David Lee Roth kicked off Season 2 of his online webcast series 'The Roth Show' with another free-form discussion, this time on how a wildly varied set of childhood influences ultimately shaped his time in Van Halen. The video is embedded above.

The nearly 45-minute episode, titled 'The New York City Way,' turned on the always-ebullient frontman's discussions of an imaginary play -- starring Roth, of course -- that begins with a Frank Sinatra-inspired version of Van Halen's No. 1 hit 'Jump.' Leaving aside that bit of weirdness (let's just say, at the end, there is a talking Elvis Presley poster), the show does include a few intriguing tidbits for fans.

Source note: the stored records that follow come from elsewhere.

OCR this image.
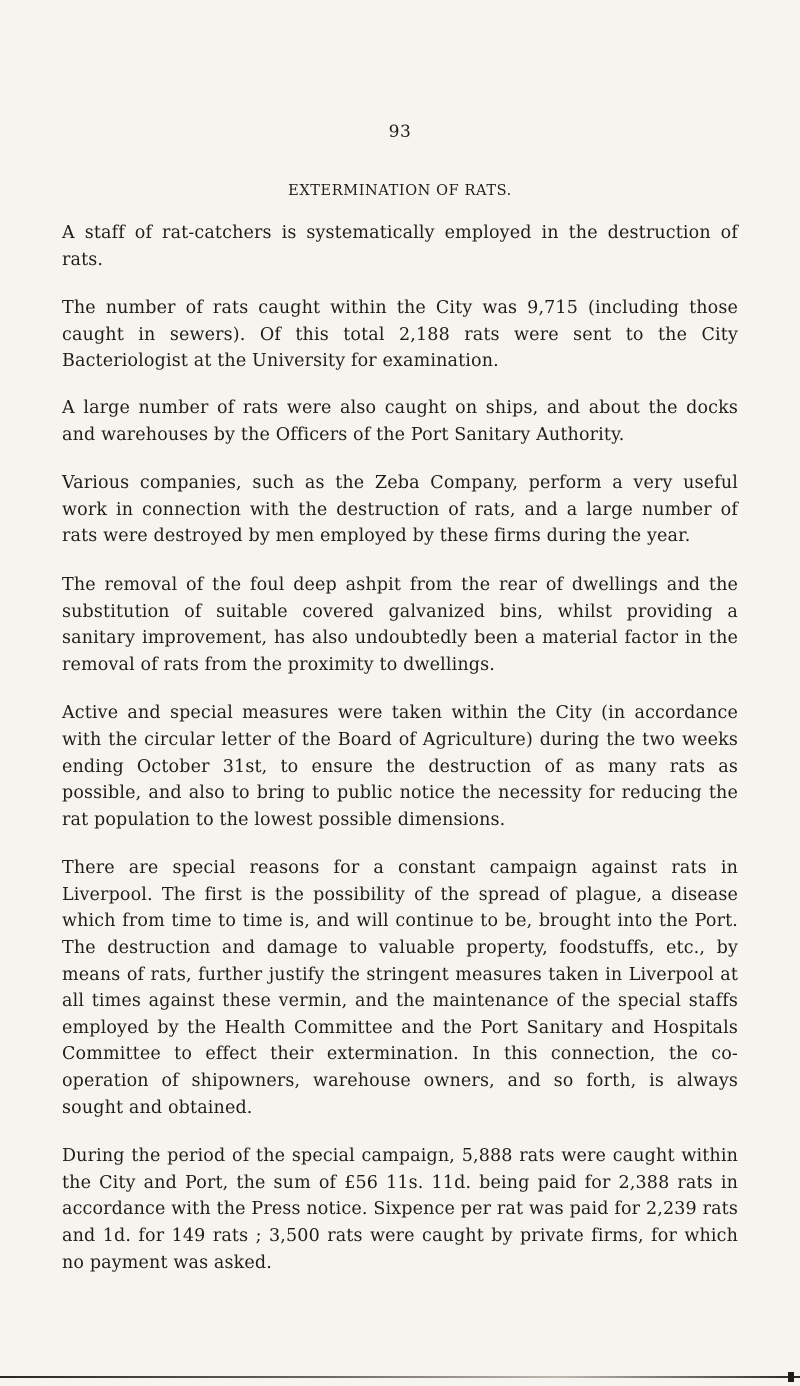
93
EXTERMINATION OF RATS.

A staff of rat-catchers is systematically employed in the destruction of rats.

The number of rats caught within the City was 9,715 (including those caught in sewers). Of this total 2,188 rats were sent to the City Bacteriologist at the University for examination.

A large number of rats were also caught on ships, and about the docks and warehouses by the Officers of the Port Sanitary Authority.

Various companies, such as the Zeba Company, perform a very useful work in connection with the destruction of rats, and a large number of rats were destroyed by men employed by these firms during the year.

The removal of the foul deep ashpit from the rear of dwellings and the substitution of suitable covered galvanized bins, whilst providing a sanitary improvement, has also undoubtedly been a material factor in the removal of rats from the proximity to dwellings.

Active and special measures were taken within the City (in accordance with the circular letter of the Board of Agriculture) during the two weeks ending October 31st, to ensure the destruction of as many rats as possible, and also to bring to public notice the necessity for reducing the rat population to the lowest possible dimensions.

There are special reasons for a constant campaign against rats in Liverpool. The first is the possibility of the spread of plague, a disease which from time to time is, and will continue to be, brought into the Port. The destruction and damage to valuable property, foodstuffs, etc., by means of rats, further justify the stringent measures taken in Liverpool at all times against these vermin, and the maintenance of the special staffs employed by the Health Committee and the Port Sanitary and Hospitals Committee to effect their extermination. In this connection, the co-operation of shipowners, warehouse owners, and so forth, is always sought and obtained.

During the period of the special campaign, 5,888 rats were caught within the City and Port, the sum of £56 11s. 11d. being paid for 2,388 rats in accordance with the Press notice. Sixpence per rat was paid for 2,239 rats and 1d. for 149 rats ; 3,500 rats were caught by private firms, for which no payment was asked.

"When I was jumping off the drum riser and touching my toes," Roth says at one point, "I was imitating the Berry Brothers launching themselves over an invariable number of balcony railings and stairwells." The Berrys were an acrobatic dance group that memorably starred in the 1941 film 'Lady Be Good.' And so it goes, through a wildly divergent string of impactful moments from Roth's youth -- none of them the usual classic-rock suspects. "It always makes me smile when people assume I'm imitating Mick Jagger and the fellow who sang for Led Zeppelin," he adds.

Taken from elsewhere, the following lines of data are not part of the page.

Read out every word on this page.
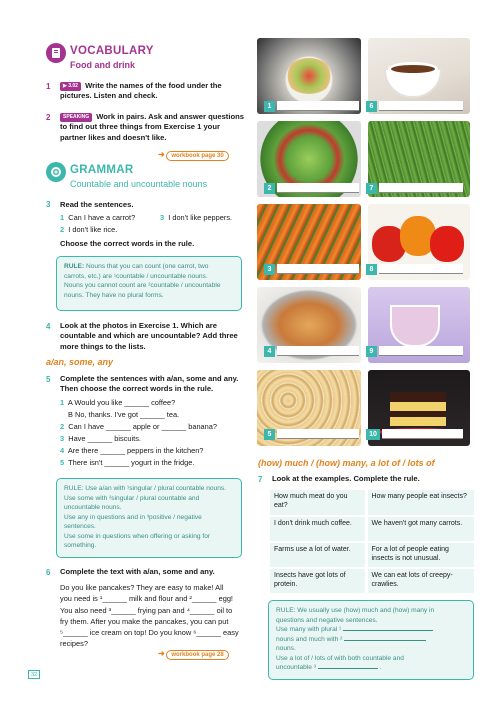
VOCABULARY
Food and drink
1	▶ 3.02 Write the names of the food under the pictures. Listen and check.
2	SPEAKING Work in pairs. Ask and answer questions to find out three things from Exercise 1 your partner likes and doesn't like.
➜ workbook page 30
GRAMMAR
Countable and uncountable nouns
3 Read the sentences.
1 Can I have a carrot?
2 I don't like rice.
3 I don't like peppers.
Choose the correct words in the rule.
RULE: Nouns that you can count (one carrot, two
carrots, etc.) are ¹countable / uncountable nouns.
Nouns you cannot count are ²countable / uncountable
nouns. They have no plural forms.
4 Look at the photos in Exercise 1. Which are countable and which are uncountable? Add three more things to the lists.
a/an, some, any
5 Complete the sentences with a/an, some and any. Then choose the correct words in the rule.
1 A Would you like ______ coffee?
B No, thanks. I've got ______ tea.
2 Can I have ______ apple or ______ banana?
3 Have ______ biscuits.
4 Are there ______ peppers in the kitchen?
5 There isn't ______ yogurt in the fridge.
RULE: Use a/an with ¹singular / plural countable nouns.
Use some with ²singular / plural countable and
uncountable nouns.
Use any in questions and in ³positive / negative
sentences.
Use some in questions when offering or asking for
something.
6 Complete the text with a/an, some and any.
Do you like pancakes? They are easy to make! All
you need is ¹______ milk and flour and ²______ egg!
You also need ³______ frying pan and ⁴______ oil to
fry them. After you make the pancakes, you can put
⁵______ ice cream on top! Do you know ⁶______ easy
recipes?
➜ workbook page 28
1	6
2	7
3	8
4	9
5	10
(how) much / (how) many, a lot of / lots of
7 Look at the examples. Complete the rule.
How much meat do you eat?	How many people eat insects?
I don't drink much coffee.	We haven't got many carrots.
Farms use a lot of water.	For a lot of people eating insects is not unusual.
Insects have got lots of protein.	We can eat lots of creepy-crawlies.
RULE: We usually use (how) much and (how) many in
questions and negative sentences.
Use many with plural ¹
nouns and much with ²
nouns.
Use a lot of / lots of with both countable and
uncountable ³	.
32
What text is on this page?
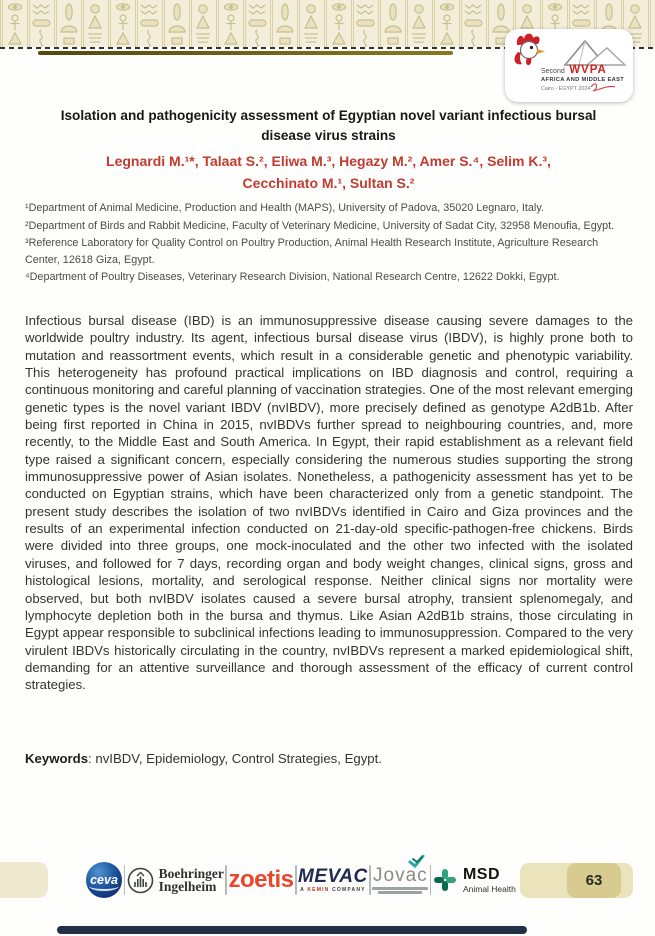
Second WVPA
AFRICA AND MIDDLE EAST
Cairo - EGYPT 2024
Isolation and pathogenicity assessment of Egyptian novel variant infectious bursal
disease virus strains
Legnardi M.¹*, Talaat S.², Eliwa M.³, Hegazy M.², Amer S.⁴, Selim K.³,
Cecchinato M.¹, Sultan S.²
¹Department of Animal Medicine, Production and Health (MAPS), University of Padova, 35020 Legnaro, Italy.
²Department of Birds and Rabbit Medicine, Faculty of Veterinary Medicine, University of Sadat City, 32958 Menoufia, Egypt.
³Reference Laboratory for Quality Control on Poultry Production, Animal Health Research Institute, Agriculture Research Center, 12618 Giza, Egypt.
⁴Department of Poultry Diseases, Veterinary Research Division, National Research Centre, 12622 Dokki, Egypt.
Infectious bursal disease (IBD) is an immunosuppressive disease causing severe damages to the worldwide poultry industry. Its agent, infectious bursal disease virus (IBDV), is highly prone both to mutation and reassortment events, which result in a considerable genetic and phenotypic variability. This heterogeneity has profound practical implications on IBD diagnosis and control, requiring a continuous monitoring and careful planning of vaccination strategies. One of the most relevant emerging genetic types is the novel variant IBDV (nvIBDV), more precisely defined as genotype A2dB1b. After being first reported in China in 2015, nvIBDVs further spread to neighbouring countries, and, more recently, to the Middle East and South America. In Egypt, their rapid establishment as a relevant field type raised a significant concern, especially considering the numerous studies supporting the strong immunosuppressive power of Asian isolates. Nonetheless, a pathogenicity assessment has yet to be conducted on Egyptian strains, which have been characterized only from a genetic standpoint. The present study describes the isolation of two nvIBDVs identified in Cairo and Giza provinces and the results of an experimental infection conducted on 21-day-old specific-pathogen-free chickens. Birds were divided into three groups, one mock-inoculated and the other two infected with the isolated viruses, and followed for 7 days, recording organ and body weight changes, clinical signs, gross and histological lesions, mortality, and serological response. Neither clinical signs nor mortality were observed, but both nvIBDV isolates caused a severe bursal atrophy, transient splenomegaly, and lymphocyte depletion both in the bursa and thymus. Like Asian A2dB1b strains, those circulating in Egypt appear responsible to subclinical infections leading to immunosuppression. Compared to the very virulent IBDVs historically circulating in the country, nvIBDVs represent a marked epidemiological shift, demanding for an attentive surveillance and thorough assessment of the efficacy of current control strategies.
Keywords: nvIBDV, Epidemiology, Control Strategies, Egypt.
ceva	Boehringer
Ingelheim zoetis MEVAC
A KEMIN COMPANY
Jovac MSD
Animal Health	63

Roth begins, in fact, by admitting that he cribbed a key scene from Van Halen's 'Panama' video -- the one where each band member is seen swinging over the stage on an extended rope -- from the long-ago production of 'Peter Pan' starring Mary Martin. "I never told them where I got the idea," Roth says. "Careful what you show your kids."

Of course, in the meantime, there are the usual stream-of-consciousness ramblings from Roth, who somehow works in cowboy movies, Andy Warhol and a segment on old-time radio (complete with an imitation of an AM announcer) along the way.